I don’t pretend to know much about this Oxonian as a politician or much about his politics over there, but I like what he said. It’s just common sense, for heaven’s sake! (Of course, it could prompt one to take a wobbly walk down a perilous path about nebulous ‘speech codes’ and other such fuzzy Orwellian-isms of our modern ‘sensitive’ age, but not this time!)
Immediately you think of those embarrassing things public figures sometimes say after they think the mike for that national interview has been turned off but it hasn’t – only to find themselves doing another dozen carefully ‘handled’ interviews backtracking and twisting in the wind trying to undo the damage let loose over the networks and their feeds … and so forth.
And it applies not just to those embarrassing public moments when you wish the ground in front of your feet would just split apart and lower a ladder for you to climb down while you escaped. Probably most of us have had a few moments like that from time to time, and those moments are as durable in the memories of others as a digital file saved in the cloud. Only time will blunt its effect.

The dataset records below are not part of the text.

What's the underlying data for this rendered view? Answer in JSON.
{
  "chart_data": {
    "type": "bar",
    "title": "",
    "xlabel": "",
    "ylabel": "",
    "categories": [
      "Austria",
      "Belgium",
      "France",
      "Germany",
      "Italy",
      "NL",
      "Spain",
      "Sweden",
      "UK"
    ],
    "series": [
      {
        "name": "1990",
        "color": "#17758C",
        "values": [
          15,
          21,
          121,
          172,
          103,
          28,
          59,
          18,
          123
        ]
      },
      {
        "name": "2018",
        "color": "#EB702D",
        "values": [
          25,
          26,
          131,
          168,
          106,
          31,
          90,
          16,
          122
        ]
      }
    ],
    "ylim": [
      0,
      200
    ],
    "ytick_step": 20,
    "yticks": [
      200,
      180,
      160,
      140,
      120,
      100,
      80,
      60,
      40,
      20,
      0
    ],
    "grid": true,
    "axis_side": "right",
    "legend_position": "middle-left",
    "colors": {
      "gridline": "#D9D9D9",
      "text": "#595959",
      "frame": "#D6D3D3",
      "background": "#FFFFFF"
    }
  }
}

1) did we really mean what we said — that is, are these unfiltered verbal eruptions off the cuff true indices to what we are thinking, what we believe about the situation(s) or person(s) in question?

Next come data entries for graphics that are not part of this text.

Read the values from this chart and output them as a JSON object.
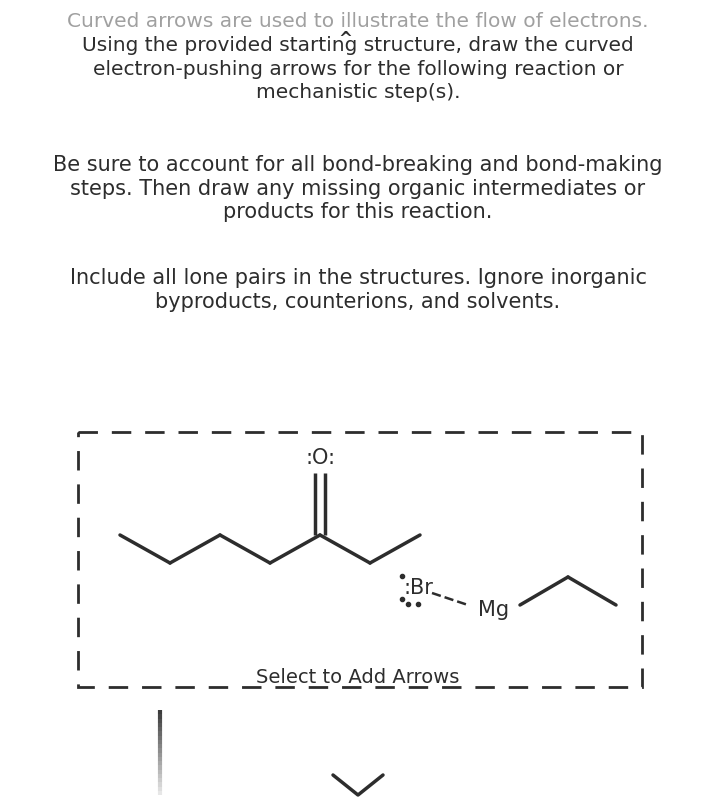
{
  "bg_color": "#ffffff",
  "title_line1": "Curved arrows are used to illustrate the flow of electrons.",
  "title_line2": "Using the provided starting structure, draw the curved",
  "title_line3": "electron-pushing arrows for the following reaction or",
  "title_line4": "mechanistic step(s).",
  "para2_line1": "Be sure to account for all bond-breaking and bond-making",
  "para2_line2": "steps. Then draw any missing organic intermediates or",
  "para2_line3": "products for this reaction.",
  "para3_line1": "Include all lone pairs in the structures. Ignore inorganic",
  "para3_line2": "byproducts, counterions, and solvents.",
  "title_color": "#a0a0a0",
  "body_color": "#2d2d2d",
  "box_color": "#2d2d2d",
  "chem_color": "#2d2d2d",
  "select_label": "Select to Add Arrows",
  "font_size_title": 14.5,
  "font_size_body": 15.0,
  "font_size_chem": 14,
  "font_size_select": 14
}
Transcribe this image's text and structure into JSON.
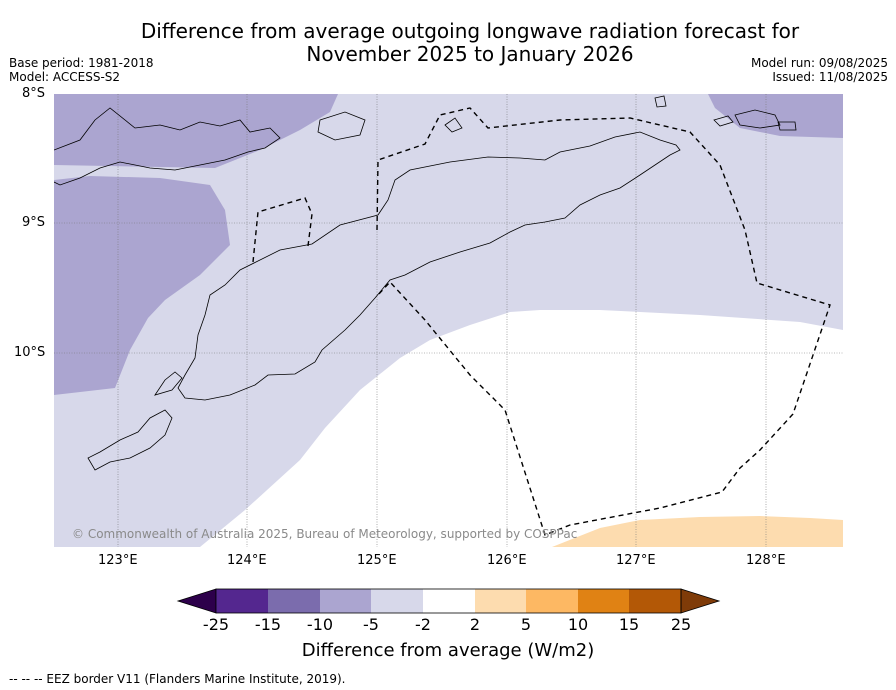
{
  "title_line1": "Difference from average outgoing longwave radiation forecast for",
  "title_line2": "November 2025 to January 2026",
  "base_period": "Base period: 1981-2018",
  "model": "Model: ACCESS-S2",
  "model_run": "Model run: 09/08/2025",
  "issued": "Issued: 11/08/2025",
  "lat_labels": [
    "8°S",
    "9°S",
    "10°S"
  ],
  "lon_labels": [
    "123°E",
    "124°E",
    "125°E",
    "126°E",
    "127°E",
    "128°E"
  ],
  "copyright": "© Commonwealth of Australia 2025, Bureau of Meteorology, supported by COSPPac",
  "colorbar": {
    "ticks": [
      "-25",
      "-15",
      "-10",
      "-5",
      "-2",
      "2",
      "5",
      "10",
      "15",
      "25"
    ],
    "colors": [
      "#54278f",
      "#7b6cad",
      "#aba5d0",
      "#d7d8ea",
      "#ffffff",
      "#fddcaf",
      "#fdb863",
      "#e08214",
      "#b35806"
    ],
    "under_color": "#2d004b",
    "over_color": "#7f3b08",
    "title": "Difference from average (W/m2)"
  },
  "footnote": "-- -- -- EEZ border V11 (Flanders Marine Institute, 2019)."
}
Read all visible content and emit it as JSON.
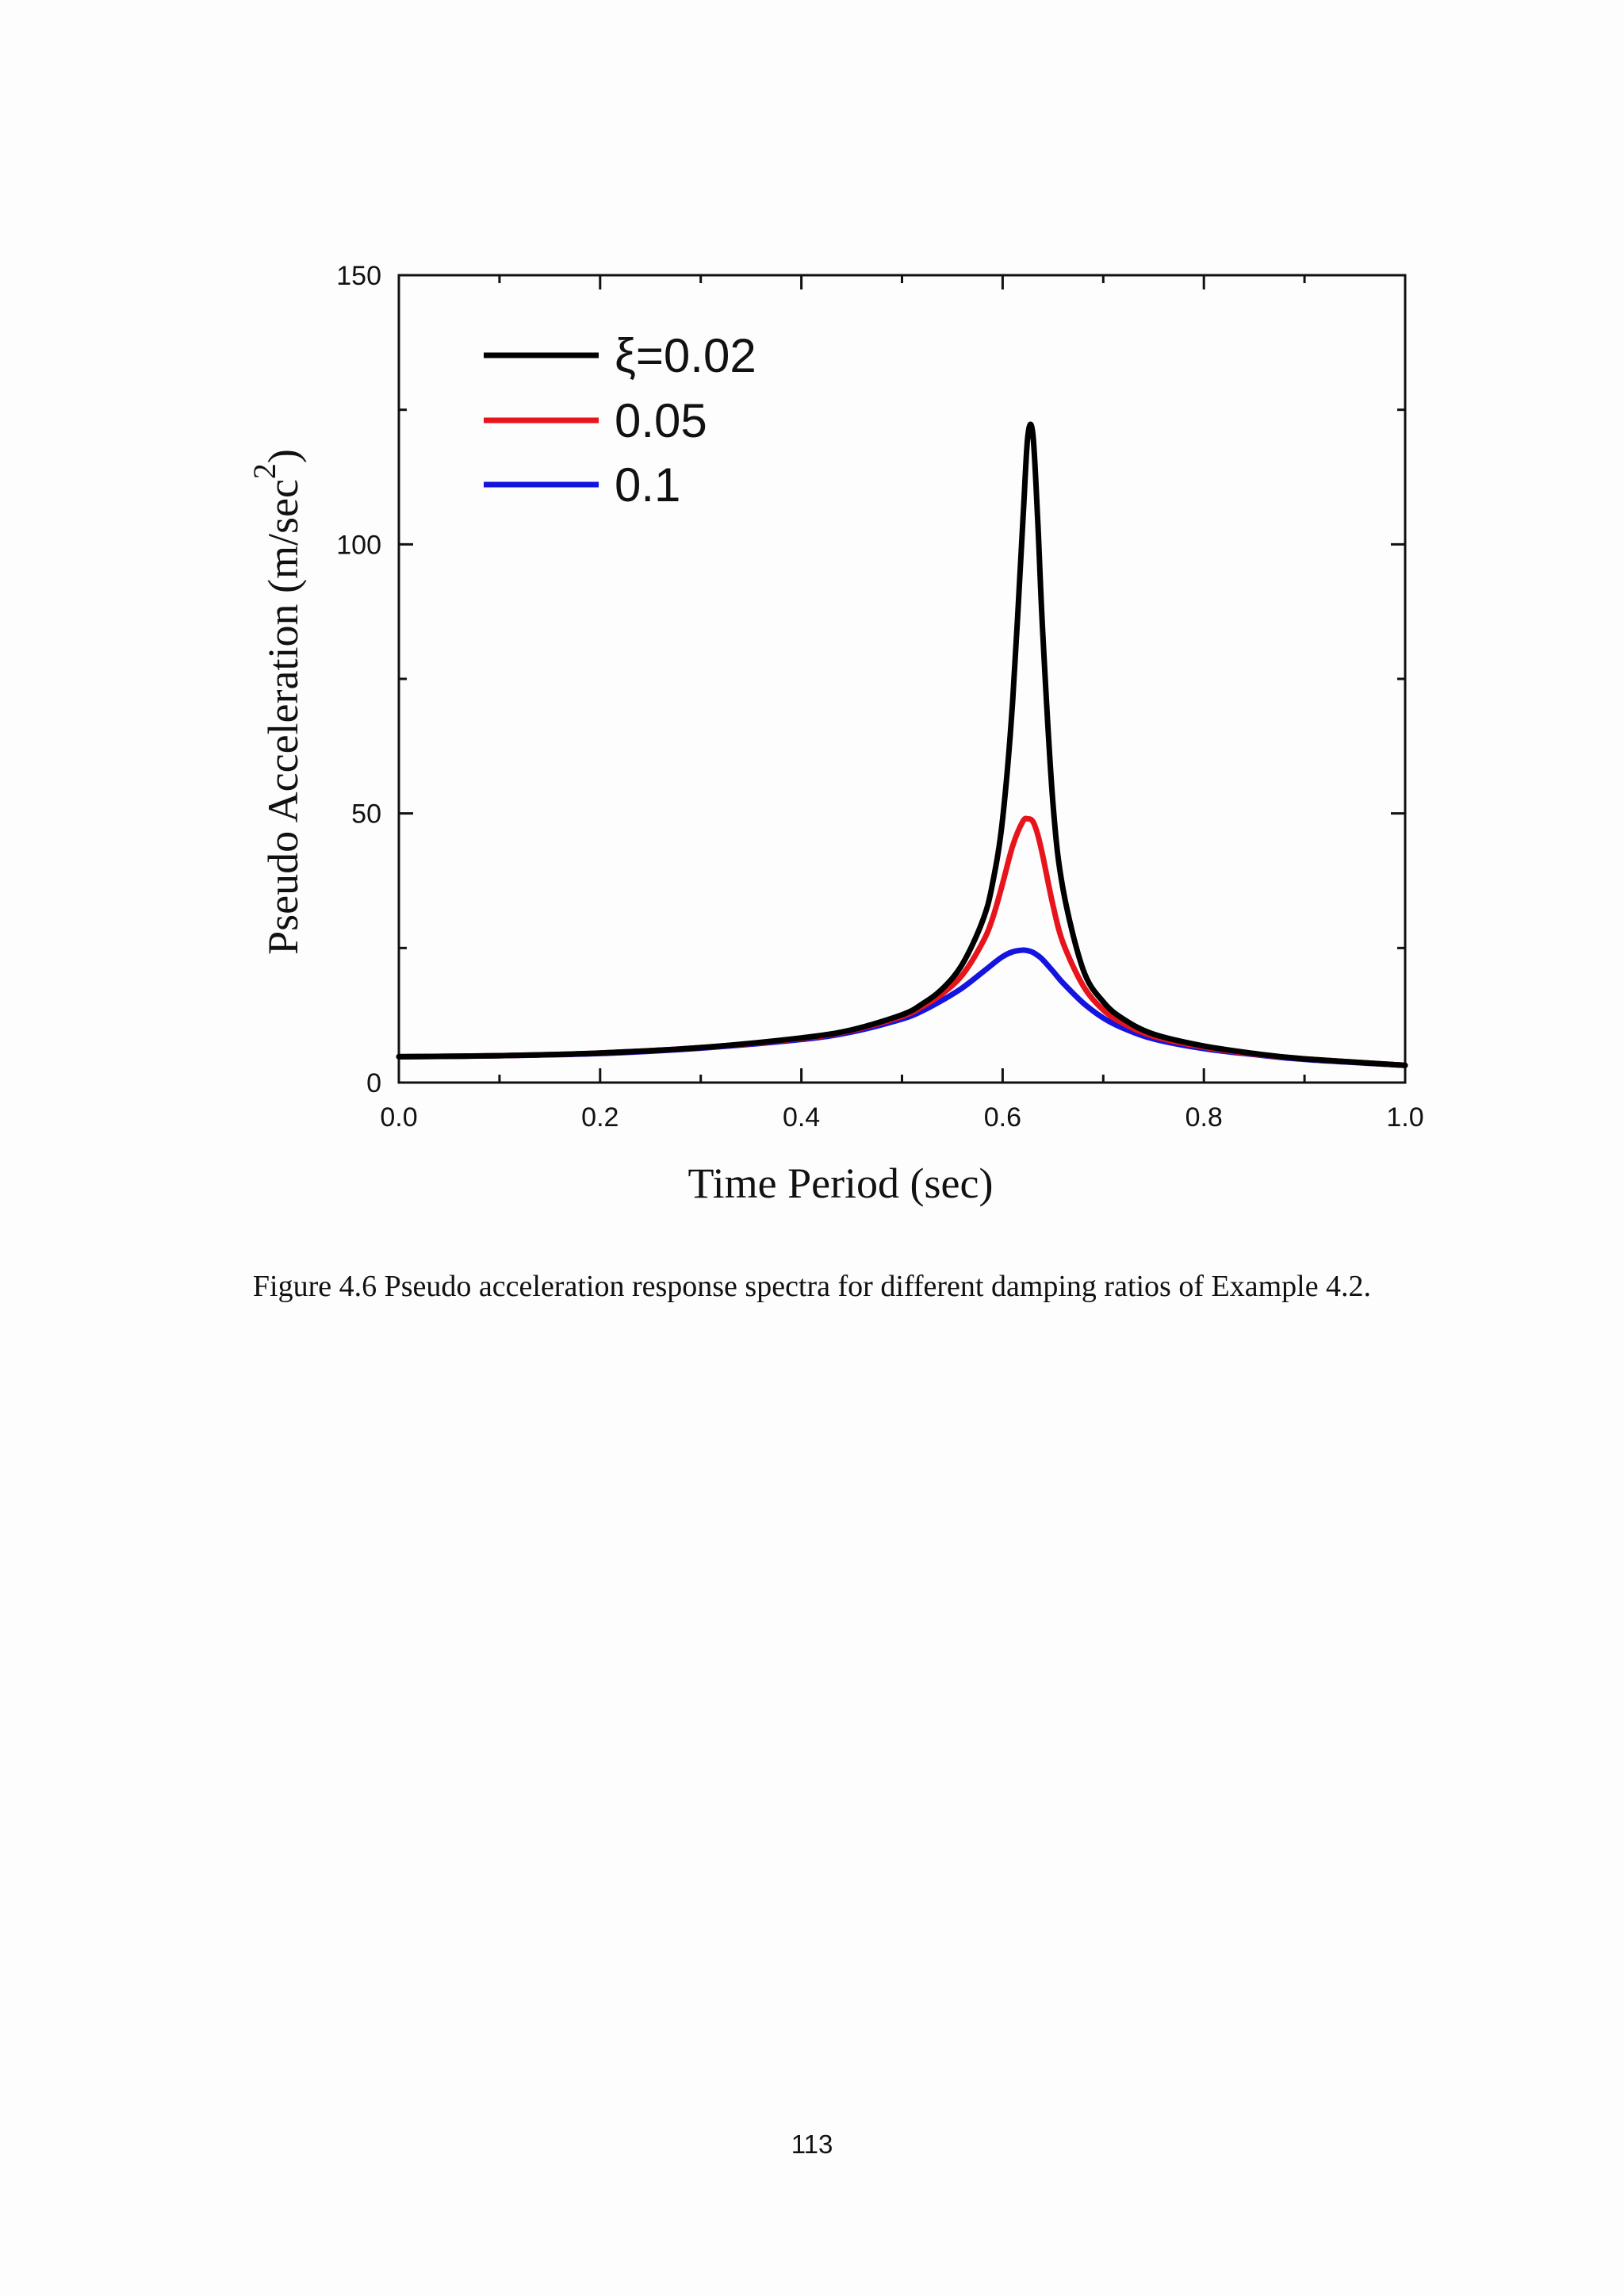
{
  "chart_data": {
    "type": "line",
    "xlabel": "Time Period (sec)",
    "ylabel": "Pseudo Acceleration (m/sec",
    "ylabel_superscript": "2",
    "ylabel_suffix": ")",
    "xlim": [
      0.0,
      1.0
    ],
    "ylim": [
      0,
      150
    ],
    "x_ticks": [
      0.0,
      0.2,
      0.4,
      0.6,
      0.8,
      1.0
    ],
    "x_tick_labels": [
      "0.0",
      "0.2",
      "0.4",
      "0.6",
      "0.8",
      "1.0"
    ],
    "y_ticks": [
      0,
      50,
      100,
      150
    ],
    "y_tick_labels": [
      "0",
      "50",
      "100",
      "150"
    ],
    "grid": false,
    "legend_position": "top-left",
    "legend_labels": [
      "ξ=0.02",
      "0.05",
      "0.1"
    ],
    "x": [
      0.0,
      0.1,
      0.2,
      0.3,
      0.4,
      0.45,
      0.5,
      0.52,
      0.54,
      0.56,
      0.58,
      0.59,
      0.6,
      0.61,
      0.62,
      0.625,
      0.63,
      0.635,
      0.64,
      0.65,
      0.66,
      0.68,
      0.7,
      0.72,
      0.75,
      0.8,
      0.85,
      0.9,
      1.0
    ],
    "series": [
      {
        "color": "#000000",
        "values": [
          4.8,
          5.0,
          5.5,
          6.5,
          8.3,
          9.8,
          12.6,
          14.6,
          17.4,
          22.0,
          30.0,
          37.0,
          49.0,
          71.0,
          104.0,
          120.0,
          120.5,
          104.0,
          83.0,
          52.0,
          36.0,
          21.0,
          15.0,
          11.8,
          9.0,
          6.8,
          5.4,
          4.4,
          3.2
        ]
      },
      {
        "color": "#e8141c",
        "values": [
          4.8,
          5.0,
          5.5,
          6.5,
          8.2,
          9.7,
          12.3,
          14.1,
          16.5,
          20.0,
          26.0,
          30.5,
          37.0,
          44.0,
          48.5,
          49.0,
          48.5,
          46.0,
          42.0,
          33.0,
          26.0,
          18.0,
          13.5,
          11.0,
          8.6,
          6.6,
          5.3,
          4.4,
          3.2
        ]
      },
      {
        "color": "#1414e0",
        "values": [
          4.8,
          5.0,
          5.4,
          6.4,
          8.0,
          9.4,
          11.8,
          13.3,
          15.3,
          17.6,
          20.5,
          22.0,
          23.4,
          24.3,
          24.6,
          24.5,
          24.2,
          23.6,
          22.8,
          20.7,
          18.5,
          14.8,
          12.0,
          10.1,
          8.1,
          6.3,
          5.2,
          4.3,
          3.2
        ]
      }
    ]
  },
  "caption": "Figure 4.6 Pseudo acceleration response spectra for different damping ratios of Example 4.2.",
  "page_number": "113"
}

2) especially in public life where, given the inevitable hostilities from some sides, the damage may well be more contagious and leveraged by the internet, should we just train ourselves to say nothing that has not been scripted, vetted and approved either by ourselves or our handlers?
Personally I would find an affirmative answer to the second point deadening. In effect, you’d have make some kind of compact with yourself to run everything by your (or your handlers’) preprocessing filters before opening your mouth, and I don’t think that would do much for your projection of an easy spontaneity in your dealings with people. You might get away with it in public – if you always, even in the heat of the moment, remembered to abide by your ‘compact’ – since your opponent could then crank up your profile as wooden. But is that how we want to be, always deliberate and guarded, around our (in Boris’ words) “nearest and dearest”?
It doesn’t sound to me as though it would make for much fun around the house.
As for the first point: well, yes, sometimes you do mean those things that suddenly come out, and, yes, sometimes they are indeed stupid, but … just as you sometimes are unfair to yourself and harsh on yourself, there are times when you are harsh on and unfair to those “nearest and dearest”, too. Doesn’t mean you don’t care about them, don’t love them, don’t wish you hadn’t said what you just did.
Taking that kind of stuff too seriously and with some kind of unforgiving resentment in the case of your closest would, I believe, result in our not ‘ever getting anywhere’ either with ourselves or with the others. Sometimes you just have to cut yourself some slack, and sometimes you have to cut others some slack when they are the ones who let fly.
Who promised any of us an eternal idyll in a blandly non-confrontational rose garden?